Category Archives: facebook

Is Noise Facebook’s Next Growing Pain?

Bill Erickson has an interesting take on the effects of Facebook applications on the site’s userbase.

A change has happened at Facebook and not many have noticed it. As the VC’s and entrepreneurs have become more connected to facebook, the average user (a college student) has become more disconnected.

Facebook as a replacement for TV? It was that 2 years ago, it isn’t any more. As a college student and an entrepreneur (like everyone else in the world, I have a facebook app being released next week) I’ve seen the change happen. Last year, whenever we – and by we, I mean college students – were bored, we’d get on facebook and browse around for a while. Check out some photos, browse friends profiles…just bounce around on facebook for an hour or so.

But now, facebook has added so much stuff that it isn’t an exploring tool anymore – they’ve optimized it to a point where I don’t need to explore. Instead of spending hours jumping around on friends profiles, i can take a quick look at hte news feed. I get text msgs and emails whenever I get a message, tagged in a photo, or any other “actionable” item. I’ve found I only go to facebook now when I need to act on one of these “actionable” items; e.g., receive a message, wall post, tagged in a photo.

And it’s not just me. I’ve been talking to a lot of college students because I want my facebook app to succeed. It had almost been finished before they released the platform – it originally used the API – but rebuilt it using the platform, which delayed the launch.

Anyway, almost everyone I’ve talked to has said the facebook apps now are out of hand. One person even said “someone should build a facebook like it used to be, no one wants this new facebook anymore but there’s nothing else that’s better.” Facebook is becoming like digg – too much noise for exploring (ie, TV replacement), but it still works well as a communication platform. So, we are now using it as a replacement for email, IM and the like.

I’m not saying facebook is going anywhere – it is still the best communications platform out there. It has most of my social network already plugged in and I can’t take that to another service (unless it’s built into facebook). But those 250,000 users your application has, they are mostly the same 250,000 users all the other applications have. The vast majority of students aren’t adding any applications. With the huge stream of options, they just blocked the whole thing out.

It’s going to be much harder for my application to get critical mass at my university because the majority of people just won’t look at the application – even if it would be extremely useful to them. People have told me they would have loved my service back before the facebook platform, but now it’s just going to get lost in the noise.

There are other thoughtful comments on Brad’s post linked above. Other bloggers such as Fred Wilson see the signal to noise ratio as a problem, too.

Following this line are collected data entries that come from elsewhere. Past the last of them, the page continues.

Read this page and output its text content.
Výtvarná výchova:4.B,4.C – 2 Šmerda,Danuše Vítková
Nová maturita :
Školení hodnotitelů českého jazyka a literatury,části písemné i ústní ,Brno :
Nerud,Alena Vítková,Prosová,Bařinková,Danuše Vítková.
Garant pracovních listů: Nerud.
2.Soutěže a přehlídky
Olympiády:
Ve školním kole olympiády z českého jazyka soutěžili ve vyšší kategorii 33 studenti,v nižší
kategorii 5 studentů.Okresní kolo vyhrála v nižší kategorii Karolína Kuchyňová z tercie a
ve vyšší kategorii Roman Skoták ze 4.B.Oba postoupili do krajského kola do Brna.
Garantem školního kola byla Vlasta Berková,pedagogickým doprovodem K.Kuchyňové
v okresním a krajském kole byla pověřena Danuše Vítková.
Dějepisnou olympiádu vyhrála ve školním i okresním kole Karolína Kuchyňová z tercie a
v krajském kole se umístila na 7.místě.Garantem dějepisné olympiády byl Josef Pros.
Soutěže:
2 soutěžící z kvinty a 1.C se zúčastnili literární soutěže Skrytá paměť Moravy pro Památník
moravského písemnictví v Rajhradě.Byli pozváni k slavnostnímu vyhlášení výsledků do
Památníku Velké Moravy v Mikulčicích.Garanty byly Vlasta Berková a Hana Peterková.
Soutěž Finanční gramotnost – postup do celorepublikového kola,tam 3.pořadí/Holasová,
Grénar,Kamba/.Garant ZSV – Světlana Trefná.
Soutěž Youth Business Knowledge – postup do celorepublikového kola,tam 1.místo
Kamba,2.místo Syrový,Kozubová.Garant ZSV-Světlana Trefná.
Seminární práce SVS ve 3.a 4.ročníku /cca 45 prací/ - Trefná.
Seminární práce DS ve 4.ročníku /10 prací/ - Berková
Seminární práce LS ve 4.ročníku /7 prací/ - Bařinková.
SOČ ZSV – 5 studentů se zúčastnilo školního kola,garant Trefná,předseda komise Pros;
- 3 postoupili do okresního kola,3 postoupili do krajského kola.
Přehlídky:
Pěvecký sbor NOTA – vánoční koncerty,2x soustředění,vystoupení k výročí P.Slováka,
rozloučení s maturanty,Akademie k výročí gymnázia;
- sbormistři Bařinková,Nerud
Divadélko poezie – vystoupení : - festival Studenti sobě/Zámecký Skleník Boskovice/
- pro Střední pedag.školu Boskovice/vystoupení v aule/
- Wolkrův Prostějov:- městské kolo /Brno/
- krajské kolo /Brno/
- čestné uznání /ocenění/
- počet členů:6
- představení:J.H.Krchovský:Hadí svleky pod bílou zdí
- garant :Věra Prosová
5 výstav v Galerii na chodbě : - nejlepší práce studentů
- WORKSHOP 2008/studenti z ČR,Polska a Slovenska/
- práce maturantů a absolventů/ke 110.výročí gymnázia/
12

Though Facebook’s userbase is currently less than a quarter the size of MySpace’s count, it is clear, even to News Corp’s Rupert Murdoch, that Facebook is the in and MySpace is out. However, even with this momentum, could these applications mean a quick downturn in Facebook’s touted user activity levels and a loss of focus from their core product?


Fickle Facebook Friends

Paul Kedrosky has noted Facebook user’s fickle adoption of the new third-party applications. Like any user-centric platform users can easily add or remove an application. This does lead to a high level of tire-kicking as Paul mentioned. What developers can expect then is an audience that approaches adoption with a try-before-I-buy mentality. In other words, the Facebook crowd is a savvy user base, fearless but harsh.

Therefore, when developers are planning for and designing their F8 strategy, it is important to remember what the platform was originally designed to do. Just read the home screen, “Facebook is a social utility that connects you with the people around you” (emphasis theirs). Facebook has done an amazing job with this charge. They have created a site that organizes friendships into a consumable product but most importantly they have allowed users the ability to express and extend their personality online. This is what keeps socialites glued to Facebook day in and day out.

A successful Facebook application will help to extend the user’s online presence. Whether it means providing a service that allows friends to add updates to a user’s profile (therefore reinforcing and augmenting the friendship) or increasing the opportunity for a user to express their individuality, applications that stick will understand and harness the behavior pattern of Facebook users.

All of the widely used applications do this. Applications with lasting adoption include the deeply-integrated feature-rich iLike, to the less serious Graffiti and SuperPoke, each complementing the user’s expectations of the network.

To win on Facebook, understand the network as a social facilitator, the user as an individual, and friends as reinforcers. Use these ideas in the way demonstrated by thriving in-house applications (e.g. photos, wall, and groups) and create real value within the network for a lasting business opportunity.

Getting back to the original point, users are quickly being bombarded with new applications, many of them adaptations of websites pigeonholed to the F8 Platform. What we see is these applications failing to gain widespread usage. Users rapidly evaluate a new application and determine it’s worth compared to canonical Facebook products.

Does your application help a person tell something about them self? Does your application help friends be friends? Don’t just dump content on their profile and think it will stay. In fact you shouldn’t want static content, encourage interactivity! Design for the platform, create a viral strategy, and keep your application in the user’s profiles.